Meinungsstand in Literatur und Rechtsprechung
Die Literatur und die Gerichte sind sich einig, dass § 2064 BGB strikt zu verstehen ist. Die persönliche Errichtung ist zwingend. Jeder Verstoß führt zur Nichtigkeit des Testaments. Die Rechtsprechung betont, dass auch bei betreuten oder geschäftsunfähigen Personen keine Ausnahme gemacht werden kann. Die gesetzliche Erbfolge stellt in solchen Fällen eine ausreichende Lösung dar
Zusammenfassung für Laien
§ 2064 BGB sorgt dafür, dass nur derjenige, dem das Vermögen gehört, selbst bestimmen kann, was nach seinem Tod damit geschieht. Niemand sonst darf für ihn ein Testament machen.

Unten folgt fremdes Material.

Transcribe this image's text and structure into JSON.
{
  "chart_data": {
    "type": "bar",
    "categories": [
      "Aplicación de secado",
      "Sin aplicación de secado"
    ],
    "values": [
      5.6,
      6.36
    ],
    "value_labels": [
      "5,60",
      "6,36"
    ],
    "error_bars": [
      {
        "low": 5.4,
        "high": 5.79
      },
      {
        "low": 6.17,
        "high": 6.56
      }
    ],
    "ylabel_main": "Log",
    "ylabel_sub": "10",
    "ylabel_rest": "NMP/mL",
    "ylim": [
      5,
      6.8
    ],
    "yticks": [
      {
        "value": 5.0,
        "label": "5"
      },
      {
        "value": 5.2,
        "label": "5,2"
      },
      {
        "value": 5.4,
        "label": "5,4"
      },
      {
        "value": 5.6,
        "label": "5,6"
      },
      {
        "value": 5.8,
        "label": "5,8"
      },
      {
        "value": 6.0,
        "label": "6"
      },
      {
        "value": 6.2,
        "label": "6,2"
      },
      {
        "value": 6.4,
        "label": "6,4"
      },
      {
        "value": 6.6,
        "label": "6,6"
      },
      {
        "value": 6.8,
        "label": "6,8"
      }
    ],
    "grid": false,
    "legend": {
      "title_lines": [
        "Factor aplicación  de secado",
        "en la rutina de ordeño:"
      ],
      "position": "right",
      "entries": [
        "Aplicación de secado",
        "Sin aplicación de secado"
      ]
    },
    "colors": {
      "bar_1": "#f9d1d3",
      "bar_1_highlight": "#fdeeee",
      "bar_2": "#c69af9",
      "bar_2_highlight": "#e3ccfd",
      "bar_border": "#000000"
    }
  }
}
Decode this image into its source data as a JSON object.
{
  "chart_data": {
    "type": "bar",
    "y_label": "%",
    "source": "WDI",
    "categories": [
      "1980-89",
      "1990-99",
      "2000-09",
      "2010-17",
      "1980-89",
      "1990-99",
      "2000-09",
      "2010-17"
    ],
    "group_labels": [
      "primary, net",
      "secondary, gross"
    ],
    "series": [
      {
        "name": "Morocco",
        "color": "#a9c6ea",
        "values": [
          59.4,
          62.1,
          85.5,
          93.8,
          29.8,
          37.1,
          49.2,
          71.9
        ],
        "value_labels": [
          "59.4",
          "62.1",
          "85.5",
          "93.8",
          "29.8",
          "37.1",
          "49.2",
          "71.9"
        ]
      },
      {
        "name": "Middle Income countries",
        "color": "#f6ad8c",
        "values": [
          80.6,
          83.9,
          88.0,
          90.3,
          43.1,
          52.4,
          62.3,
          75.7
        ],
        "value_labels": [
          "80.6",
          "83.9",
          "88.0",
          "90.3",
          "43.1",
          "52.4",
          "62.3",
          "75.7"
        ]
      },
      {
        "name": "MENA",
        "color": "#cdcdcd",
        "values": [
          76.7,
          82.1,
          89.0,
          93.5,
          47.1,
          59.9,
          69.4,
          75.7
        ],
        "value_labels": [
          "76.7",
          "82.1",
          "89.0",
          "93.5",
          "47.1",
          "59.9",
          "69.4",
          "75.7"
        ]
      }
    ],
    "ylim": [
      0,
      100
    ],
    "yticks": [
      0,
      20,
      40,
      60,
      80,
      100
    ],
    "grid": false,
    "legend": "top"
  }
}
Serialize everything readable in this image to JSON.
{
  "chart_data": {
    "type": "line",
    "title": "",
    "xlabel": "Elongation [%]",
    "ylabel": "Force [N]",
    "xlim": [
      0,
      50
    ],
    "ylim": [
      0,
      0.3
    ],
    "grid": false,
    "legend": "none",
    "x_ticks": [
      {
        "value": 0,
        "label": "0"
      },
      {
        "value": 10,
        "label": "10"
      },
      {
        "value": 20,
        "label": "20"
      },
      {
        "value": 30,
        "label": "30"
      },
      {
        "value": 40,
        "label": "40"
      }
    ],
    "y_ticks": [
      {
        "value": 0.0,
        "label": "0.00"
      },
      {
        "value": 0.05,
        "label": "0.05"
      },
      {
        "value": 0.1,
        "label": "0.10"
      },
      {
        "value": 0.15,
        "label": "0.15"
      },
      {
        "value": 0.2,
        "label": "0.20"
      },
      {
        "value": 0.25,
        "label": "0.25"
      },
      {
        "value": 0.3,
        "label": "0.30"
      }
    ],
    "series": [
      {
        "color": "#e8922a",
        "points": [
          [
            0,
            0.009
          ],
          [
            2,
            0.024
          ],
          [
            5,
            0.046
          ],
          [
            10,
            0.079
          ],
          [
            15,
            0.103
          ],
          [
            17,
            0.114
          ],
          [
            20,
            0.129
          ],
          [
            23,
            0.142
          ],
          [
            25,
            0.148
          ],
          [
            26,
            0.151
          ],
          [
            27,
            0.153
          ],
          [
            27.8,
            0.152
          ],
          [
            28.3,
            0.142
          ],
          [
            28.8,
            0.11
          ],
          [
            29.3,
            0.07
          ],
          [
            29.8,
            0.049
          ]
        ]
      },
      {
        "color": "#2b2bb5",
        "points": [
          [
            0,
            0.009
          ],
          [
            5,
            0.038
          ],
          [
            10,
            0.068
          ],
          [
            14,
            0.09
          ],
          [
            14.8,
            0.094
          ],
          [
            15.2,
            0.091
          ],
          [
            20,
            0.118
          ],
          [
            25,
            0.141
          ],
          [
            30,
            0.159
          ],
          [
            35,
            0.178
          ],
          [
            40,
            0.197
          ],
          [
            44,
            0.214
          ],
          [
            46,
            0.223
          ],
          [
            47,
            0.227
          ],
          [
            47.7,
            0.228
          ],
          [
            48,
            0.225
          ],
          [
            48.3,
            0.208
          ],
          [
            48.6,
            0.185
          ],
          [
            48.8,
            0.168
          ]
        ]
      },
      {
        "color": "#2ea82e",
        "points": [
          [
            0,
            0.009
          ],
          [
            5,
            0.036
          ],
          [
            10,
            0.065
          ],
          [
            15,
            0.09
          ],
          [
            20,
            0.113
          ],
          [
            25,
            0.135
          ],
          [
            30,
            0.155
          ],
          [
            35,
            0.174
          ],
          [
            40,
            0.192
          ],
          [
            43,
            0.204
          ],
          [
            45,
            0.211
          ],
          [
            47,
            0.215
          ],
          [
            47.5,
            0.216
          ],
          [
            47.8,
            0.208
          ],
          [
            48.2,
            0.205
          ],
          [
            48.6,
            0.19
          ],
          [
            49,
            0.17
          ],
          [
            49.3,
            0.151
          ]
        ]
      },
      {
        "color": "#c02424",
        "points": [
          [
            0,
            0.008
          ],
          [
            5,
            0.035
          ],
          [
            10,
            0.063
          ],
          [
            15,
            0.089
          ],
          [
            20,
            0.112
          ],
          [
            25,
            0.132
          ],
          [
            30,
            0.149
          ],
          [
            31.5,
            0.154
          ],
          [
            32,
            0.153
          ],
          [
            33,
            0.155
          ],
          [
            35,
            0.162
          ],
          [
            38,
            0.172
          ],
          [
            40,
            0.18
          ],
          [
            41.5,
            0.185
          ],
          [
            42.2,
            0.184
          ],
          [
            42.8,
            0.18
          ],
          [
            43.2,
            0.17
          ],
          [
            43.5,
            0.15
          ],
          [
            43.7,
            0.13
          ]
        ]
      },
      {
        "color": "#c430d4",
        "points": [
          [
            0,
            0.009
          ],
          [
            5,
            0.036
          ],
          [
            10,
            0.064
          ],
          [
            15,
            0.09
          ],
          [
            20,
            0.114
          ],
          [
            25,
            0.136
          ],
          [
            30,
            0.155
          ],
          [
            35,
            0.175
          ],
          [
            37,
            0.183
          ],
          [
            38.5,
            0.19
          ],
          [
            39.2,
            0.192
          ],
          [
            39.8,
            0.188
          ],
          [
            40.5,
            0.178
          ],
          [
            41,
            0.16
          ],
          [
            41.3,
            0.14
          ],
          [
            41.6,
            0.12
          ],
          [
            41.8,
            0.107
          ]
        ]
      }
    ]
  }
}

Das schützt vor Missbrauch und stellt sicher, dass der letzte Wille wirklich vom Erblasser selbst stammt. Wer ein Testament machen möchte, muss dies immer persönlich tun – entweder handschriftlich oder beim Notar. Ein Verstoß gegen diese Regel macht das Testament unwirksam. Dann gilt entweder ein früheres, wirksames Testament oder die gesetzliche Erbfolge. Das Gesetz will damit die persönliche Verantwortung und Freiheit des Einzelnen schützen und Missbrauch verhindern.